While the yeast is proofing, whisk together the flour and kosher salt in the bowl of a stand mixer. Set aside until the yeast mixture is ready.
Once the yeast mixture is bubbling, whisk the 1/4 cup of olive oil into it.
Add the yeast mix to the flour and, using the dough hook attachment, being mixing until well combined.
Once the dough has come together turn the speed to medium high and knead for 5 minutes, until the dough is smooth and elastic. It's still going to be pretty messy and sticky, don't freak out.
Coat two medium bowls with 1/2 T olive oil each.
Use another 1/2 T olive oil to coat your hands.
Using your hands, separate the dough into two equal sized-balls and place each half into its own greased bowl.
Cover the bowls with a kitchen rag or plastic wrap and let sit for one hour, until doubled in size.
While dough is rising, heat butter and 1T olive oil in a sautee pan over low heat. Once butter has melted, add onion rings and mix until they’re fully coated in butter and oil. Caramelize onions by letting cook roughly 30 minutes, stirring occasionally to prevent burning. Remove from heat.
Once dough has doubled in size, grease a 9x9" square pan with 1/2 T olive oil.
Press one dough ball into the pan.
Place most of the sliced apples on top of this dough (About ⅔ of the slices, saving the rest for the top of the next layer.) Cover with about ⅔ of the caramelized onions (should be about ½ cup), 1 teaspoon thyme, and 1 tablespoon crumbled bleu cheese. Drizzle with ½ tablespoon honey.
Press the other half of the dough on top of the first half, sandwiching the ingredients between the two dough halves.

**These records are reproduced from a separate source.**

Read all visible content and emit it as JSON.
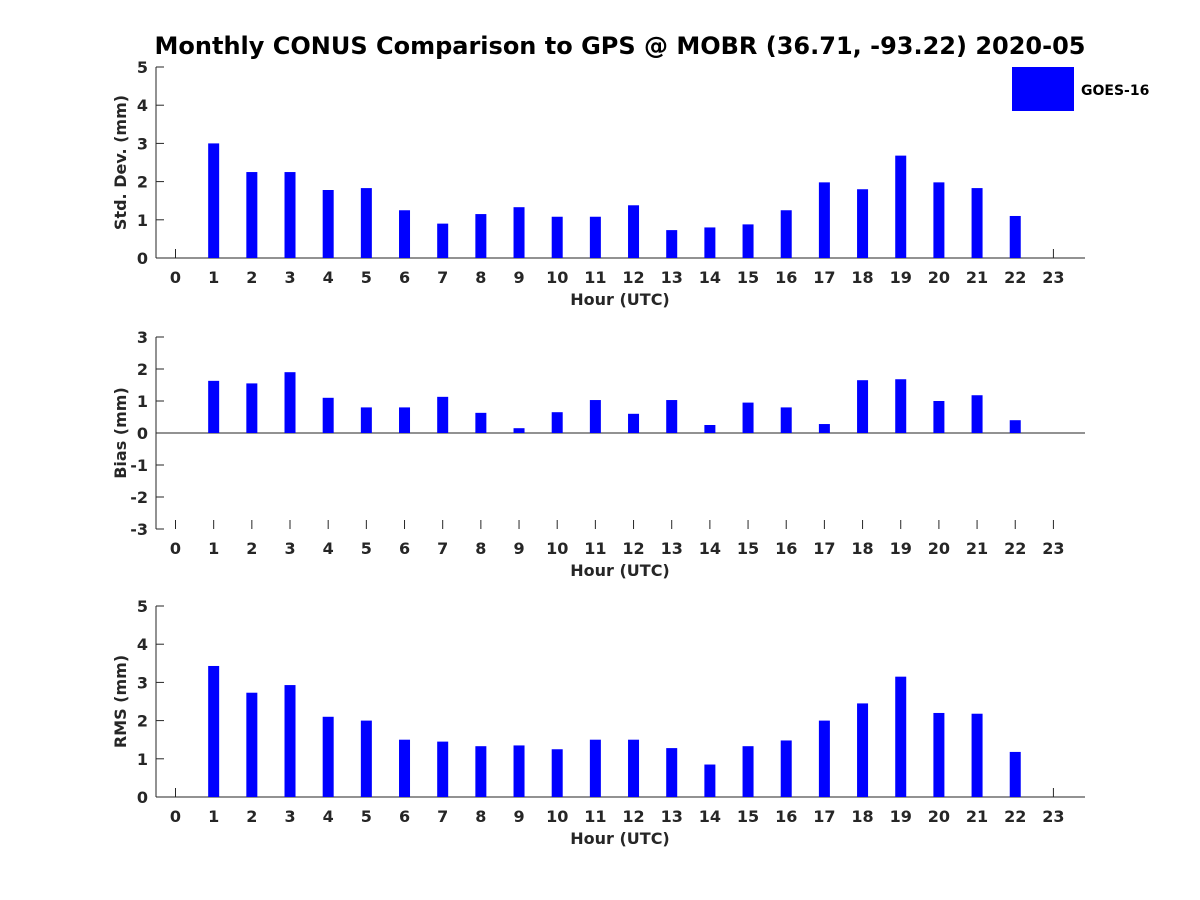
{
  "title": "Monthly CONUS Comparison to GPS @ MOBR (36.71, -93.22) 2020-05",
  "legend": {
    "label": "GOES-16",
    "color": "#0000ff"
  },
  "chart_data": [
    {
      "type": "bar",
      "title": "Monthly CONUS Comparison to GPS @ MOBR (36.71, -93.22) 2020-05",
      "xlabel": "Hour (UTC)",
      "ylabel": "Std. Dev. (mm)",
      "ylim": [
        0,
        5
      ],
      "yticks": [
        "0",
        "1",
        "2",
        "3",
        "4",
        "5"
      ],
      "categories": [
        "0",
        "1",
        "2",
        "3",
        "4",
        "5",
        "6",
        "7",
        "8",
        "9",
        "10",
        "11",
        "12",
        "13",
        "14",
        "15",
        "16",
        "17",
        "18",
        "19",
        "20",
        "21",
        "22",
        "23"
      ],
      "series": [
        {
          "name": "GOES-16",
          "values": [
            null,
            3.0,
            2.25,
            2.25,
            1.78,
            1.83,
            1.25,
            0.9,
            1.15,
            1.33,
            1.08,
            1.08,
            1.38,
            0.73,
            0.8,
            0.88,
            1.25,
            1.98,
            1.8,
            2.68,
            1.98,
            1.83,
            1.1,
            null
          ]
        }
      ]
    },
    {
      "type": "bar",
      "xlabel": "Hour (UTC)",
      "ylabel": "Bias (mm)",
      "ylim": [
        -3,
        3
      ],
      "yticks": [
        "-3",
        "-2",
        "-1",
        "0",
        "1",
        "2",
        "3"
      ],
      "categories": [
        "0",
        "1",
        "2",
        "3",
        "4",
        "5",
        "6",
        "7",
        "8",
        "9",
        "10",
        "11",
        "12",
        "13",
        "14",
        "15",
        "16",
        "17",
        "18",
        "19",
        "20",
        "21",
        "22",
        "23"
      ],
      "series": [
        {
          "name": "GOES-16",
          "values": [
            null,
            1.63,
            1.55,
            1.9,
            1.1,
            0.8,
            0.8,
            1.13,
            0.63,
            0.15,
            0.65,
            1.03,
            0.6,
            1.03,
            0.25,
            0.95,
            0.8,
            0.28,
            1.65,
            1.68,
            1.0,
            1.18,
            0.4,
            null
          ]
        }
      ]
    },
    {
      "type": "bar",
      "xlabel": "Hour (UTC)",
      "ylabel": "RMS (mm)",
      "ylim": [
        0,
        5
      ],
      "yticks": [
        "0",
        "1",
        "2",
        "3",
        "4",
        "5"
      ],
      "categories": [
        "0",
        "1",
        "2",
        "3",
        "4",
        "5",
        "6",
        "7",
        "8",
        "9",
        "10",
        "11",
        "12",
        "13",
        "14",
        "15",
        "16",
        "17",
        "18",
        "19",
        "20",
        "21",
        "22",
        "23"
      ],
      "series": [
        {
          "name": "GOES-16",
          "values": [
            null,
            3.43,
            2.73,
            2.93,
            2.1,
            2.0,
            1.5,
            1.45,
            1.33,
            1.35,
            1.25,
            1.5,
            1.5,
            1.28,
            0.85,
            1.33,
            1.48,
            2.0,
            2.45,
            3.15,
            2.2,
            2.18,
            1.18,
            null
          ]
        }
      ]
    }
  ]
}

Spread the top dough out to make sure that all of the filling is covered.
Use your fingers to make small indentations in the top of the focaccia.
Let the focaccia sit in the pan for about 30 minutes until it has risen a little more. Meanwhile, preheat oven to 450* F.
Top the focaccia with remaining apples, thyme, bleu cheese, caramelized onions, and ½ tablespoon honey.
Drizzle remaining 3 tablespoons of olive oil on top and sprinkle with remaining 1 teaspoon of kosher salt.
Bake for 15 - 20 minutes until slightly browned.
Serve warm with a drizzle of olive oil.